Mendigo

Prologo

¡Ksenia es una perra! No entiendo cómo lo logró. Mi abogado me aseguraba que el juicio estaría de mi lado. Pero en cuanto perdí el caso, lo perdí todo. Mi negocio, mis activos y todo lo que poseía. Perdí todo hasta el último centavo. Mis bienes muebles e inmuebles pasaron a ser propiedad de mi esposa.
Las emociones que me invaden no me dejan respirar. Salgo a la calle, pero aquí no es más fácil. Los rayos del sol abrasador me queman con furia.
Me detengo al borde de las escaleras. Intento relajarme y calmarme, aunque el aire pesado de la calle me ahoga.
Nada entra en mi cabeza.
¿Cómo vivir ahora? Soy prácticamente un vagabundo. Todo lo que me queda son las joyas que llevo puestas, el teléfono y algunas tarjetas. Que, para esta tarde, ya estarán desactivadas. Y además, las llaves del coche que, en realidad, ya no es mío.
— ¿Bueno, cariño? Puedes felicitarme. ¡He ganado! Y si necesitas algo, ven. Tal vez pueda encontrar algo de trabajo para ti.
Escucho la burla de mi exesposa detrás de mí. Su voz me irrita profundamente. Quiero mandarla al carajo, pero me contengo. Encuentro fuerzas para callar ante sus palabras.
— ¡Las llaves del coche! — ordena ella, extendiendo la mano.
Ni siquiera la miro y le entrego las llaves. Ksenia las toma con una sonrisa triunfante.
— Ahora sabrás lo que es traicionar. Y aún jurabas amor y fidelidad... ¿Cómo podemos creerles a los hombres después de todo esto? — dice, bufando, y con las caderas balanceándose, baja las escaleras.
Metiendo las manos en los bolsillos de los pantalones, la miro en silencio.
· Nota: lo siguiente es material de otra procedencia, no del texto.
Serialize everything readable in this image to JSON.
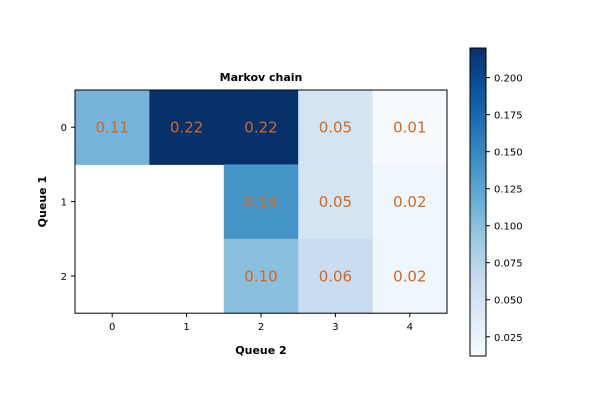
{
  "chart_data": {
    "type": "heatmap",
    "title": "Markov chain",
    "xlabel": "Queue 2",
    "ylabel": "Queue 1",
    "x_categories": [
      "0",
      "1",
      "2",
      "3",
      "4"
    ],
    "y_categories": [
      "0",
      "1",
      "2"
    ],
    "values": [
      [
        0.11,
        0.22,
        0.22,
        0.05,
        0.01
      ],
      [
        null,
        null,
        0.14,
        0.05,
        0.02
      ],
      [
        null,
        null,
        0.1,
        0.06,
        0.02
      ]
    ],
    "cell_labels": [
      [
        "0.11",
        "0.22",
        "0.22",
        "0.05",
        "0.01"
      ],
      [
        "",
        "",
        "0.14",
        "0.05",
        "0.02"
      ],
      [
        "",
        "",
        "0.10",
        "0.06",
        "0.02"
      ]
    ],
    "colormap": "Blues",
    "vmin": 0.012,
    "vmax": 0.22,
    "colorbar_ticks": [
      "0.025",
      "0.050",
      "0.075",
      "0.100",
      "0.125",
      "0.150",
      "0.175",
      "0.200"
    ],
    "colorbar_tick_values": [
      0.025,
      0.05,
      0.075,
      0.1,
      0.125,
      0.15,
      0.175,
      0.2
    ],
    "cell_label_color": "#d2691e",
    "grid": false
  }
}
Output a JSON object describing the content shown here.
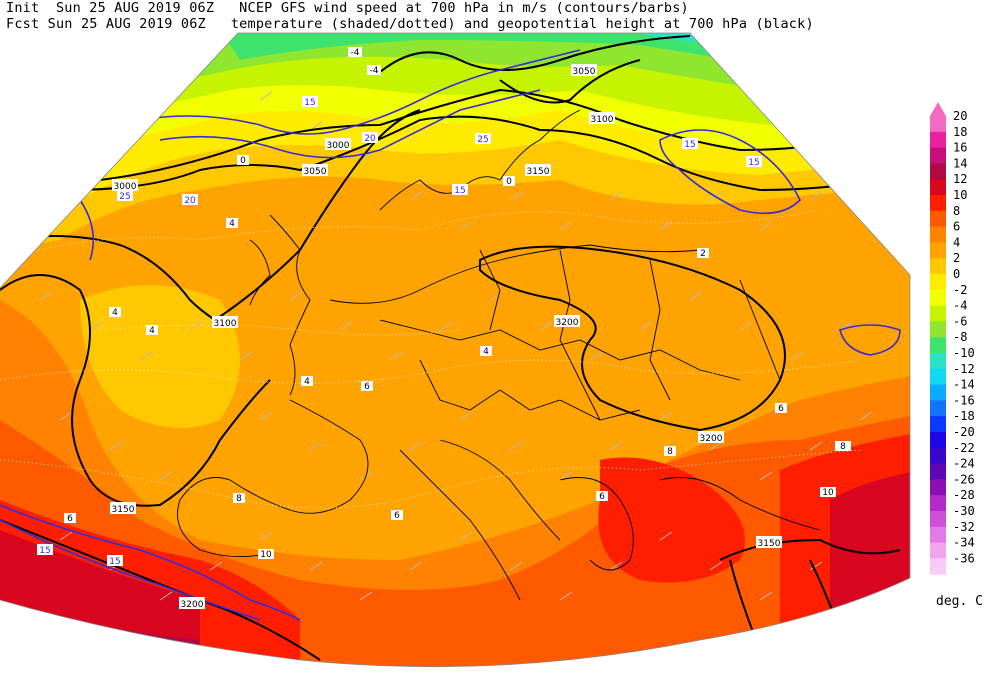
{
  "header": {
    "line1": "Init  Sun 25 AUG 2019 06Z   NCEP GFS wind speed at 700 hPa in m/s (contours/barbs)",
    "line2": "Fcst Sun 25 AUG 2019 06Z   temperature (shaded/dotted) and geopotential height at 700 hPa (black)"
  },
  "colorbar": {
    "unit": "deg. C",
    "levels": [
      {
        "value": "20",
        "color": "#f36ac5"
      },
      {
        "value": "18",
        "color": "#e8229f"
      },
      {
        "value": "16",
        "color": "#c70f7a"
      },
      {
        "value": "14",
        "color": "#b00a45"
      },
      {
        "value": "12",
        "color": "#d8061e"
      },
      {
        "value": "10",
        "color": "#ff1f00"
      },
      {
        "value": "8",
        "color": "#ff5a00"
      },
      {
        "value": "6",
        "color": "#ff8200"
      },
      {
        "value": "4",
        "color": "#ffa300"
      },
      {
        "value": "2",
        "color": "#ffc800"
      },
      {
        "value": "0",
        "color": "#ffeb00"
      },
      {
        "value": "-2",
        "color": "#f1ff00"
      },
      {
        "value": "-4",
        "color": "#c6f300"
      },
      {
        "value": "-6",
        "color": "#8ee62e"
      },
      {
        "value": "-8",
        "color": "#3ee36e"
      },
      {
        "value": "-10",
        "color": "#2ae3c6"
      },
      {
        "value": "-12",
        "color": "#10d8f0"
      },
      {
        "value": "-14",
        "color": "#0aaaff"
      },
      {
        "value": "-16",
        "color": "#1273ff"
      },
      {
        "value": "-18",
        "color": "#0b38ff"
      },
      {
        "value": "-20",
        "color": "#1f06e6"
      },
      {
        "value": "-22",
        "color": "#3a06cc"
      },
      {
        "value": "-24",
        "color": "#6007b5"
      },
      {
        "value": "-26",
        "color": "#8a10b5"
      },
      {
        "value": "-28",
        "color": "#b32ac8"
      },
      {
        "value": "-30",
        "color": "#cf4fd9"
      },
      {
        "value": "-32",
        "color": "#e27ae5"
      },
      {
        "value": "-34",
        "color": "#f0a4ee"
      },
      {
        "value": "-36",
        "color": "#f8caf6"
      }
    ]
  },
  "map": {
    "height_labels": [
      "3050",
      "3100",
      "3000",
      "3050",
      "3000",
      "3100",
      "3150",
      "3200",
      "3200",
      "3150",
      "3150",
      "3200",
      "3100",
      "3050"
    ],
    "wind_labels": [
      "15",
      "20",
      "25",
      "20",
      "15",
      "15",
      "15",
      "25",
      "15",
      "15",
      "15",
      "15",
      "15",
      "15",
      "15"
    ],
    "temp_labels": [
      "-4",
      "-4",
      "0",
      "4",
      "6",
      "4",
      "4",
      "8",
      "6",
      "10",
      "8",
      "6",
      "4",
      "2",
      "0",
      "6",
      "8",
      "4",
      "6",
      "10"
    ]
  }
}
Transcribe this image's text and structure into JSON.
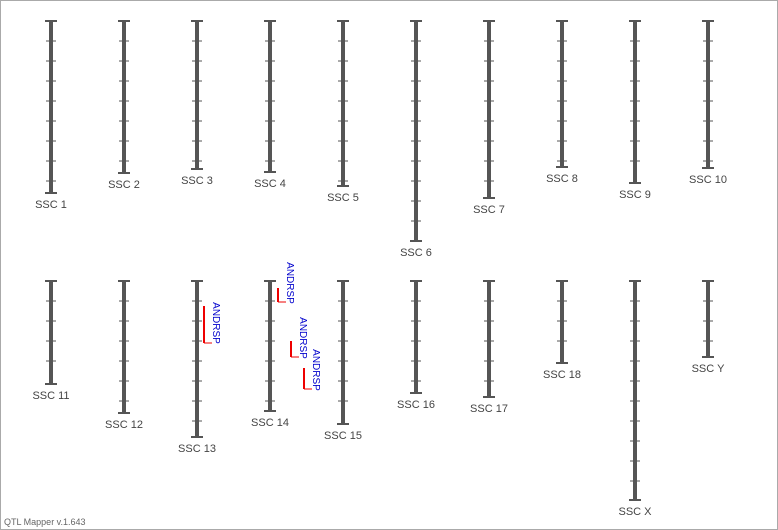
{
  "chromosomes": [
    {
      "label": "SSC 1"
    },
    {
      "label": "SSC 2"
    },
    {
      "label": "SSC 3"
    },
    {
      "label": "SSC 4"
    },
    {
      "label": "SSC 5"
    },
    {
      "label": "SSC 6"
    },
    {
      "label": "SSC 7"
    },
    {
      "label": "SSC 8"
    },
    {
      "label": "SSC 9"
    },
    {
      "label": "SSC 10"
    },
    {
      "label": "SSC 11"
    },
    {
      "label": "SSC 12"
    },
    {
      "label": "SSC 13"
    },
    {
      "label": "SSC 14"
    },
    {
      "label": "SSC 15"
    },
    {
      "label": "SSC 16"
    },
    {
      "label": "SSC 17"
    },
    {
      "label": "SSC 18"
    },
    {
      "label": "SSC X"
    },
    {
      "label": "SSC Y"
    }
  ],
  "qtls": [
    {
      "label": "ANDRSP"
    },
    {
      "label": "ANDRSP"
    },
    {
      "label": "ANDRSP"
    },
    {
      "label": "ANDRSP"
    }
  ],
  "footer": "QTL Mapper v.1.643"
}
Con rabia, me pregunto a mí mismo:
¿De verdad pude haber amado a una perra como esa?
— Dámir Timofeevich, no sé cómo pasó esto... El caso lo teníamos ganado... Pero yo...
Escucho detrás de mí las frases entrecortadas de mi abogado. Pero ahora no quiero escucharlo. Me ha fallado. Parece que Ksenia ha sobornado a todos los que pudo.
— Anton Viktorovich, ya basta. — lo interrumpo. — Gracias por tu trabajo. Espero que entiendas que ahora no tengo cómo pagarte.
— ¡Lo entiendo todo! Dámir Timofeevich...
— Anton Viktorovich — lo interrumpo de nuevo. — Gracias por tu comprensión y por los años de colaboración. Fue un placer hacer negocios contigo.
— Dámir...
— Anton Viktorovich, perdón, pero quiero estar a solas.
Escucho el pesado suspiro de un hombre mayor detrás de mí.
— Perdóneme, Dámir Timofeevich, por haberle fallado. Pero sepa que puede contactarme en cualquier momento. Estaré encantado de ayudarle.
La voz de mi abogado suena apagada, pero ya no le creo. Parece que Ksenia ha sobornado a todos.
— Lo tendré en cuenta, — respondo secamente.
Realmente quiero estar a solas. La idea de ir a la dacha sigue rondando mi cabeza, pero ya no me pertenece. Ahora no tengo a dónde ir. Me he quedado sin un centavo.
Antón me pasa por al lado y baja las escaleras.
Yo trato de calmarme, pero me cuesta.
Probablemente aquí no haya otra opción que el alcohol.
El teléfono en mi bolsillo suena. Lo saco. Es mi jefe de seguridad. Tras unos segundos de duda, respondo.
— Dámir, ¿es cierto que perdiste el juicio?
— Es cierto. — respondo seco.
— ¿Pero cómo? — pregunta sorprendido. — ¡Se suponía que debías ganar el caso!
— ¡Pero perdí! — constato fríamente.
— Hay que apelar inmediatamente, — ordena con tono autoritario mi jefe de seguridad.
— Mark, no lo haré.
Escucho un pesado suspiro de mi subordinado, luego me pregunta:
— Dime dónde estás, iré a verte.
— Mark, no estoy allí. Y no me busques...
— ¡Dámir, no hagas tonterías! — gruñe mi subordinado. — ¡Tienes que...!
Lanzando mi teléfono al jardín, bajo las escaleras sin querer ver a nadie. No necesito la lástima de nadie.
Al llegar abajo, camino por la carretera. Al ver un taxi, detengo el coche, entro y pido:
— A las afueras, por favor.
Necesito estar a solas. Reflexionar y entender cómo continuar. Porque estoy en el fondo.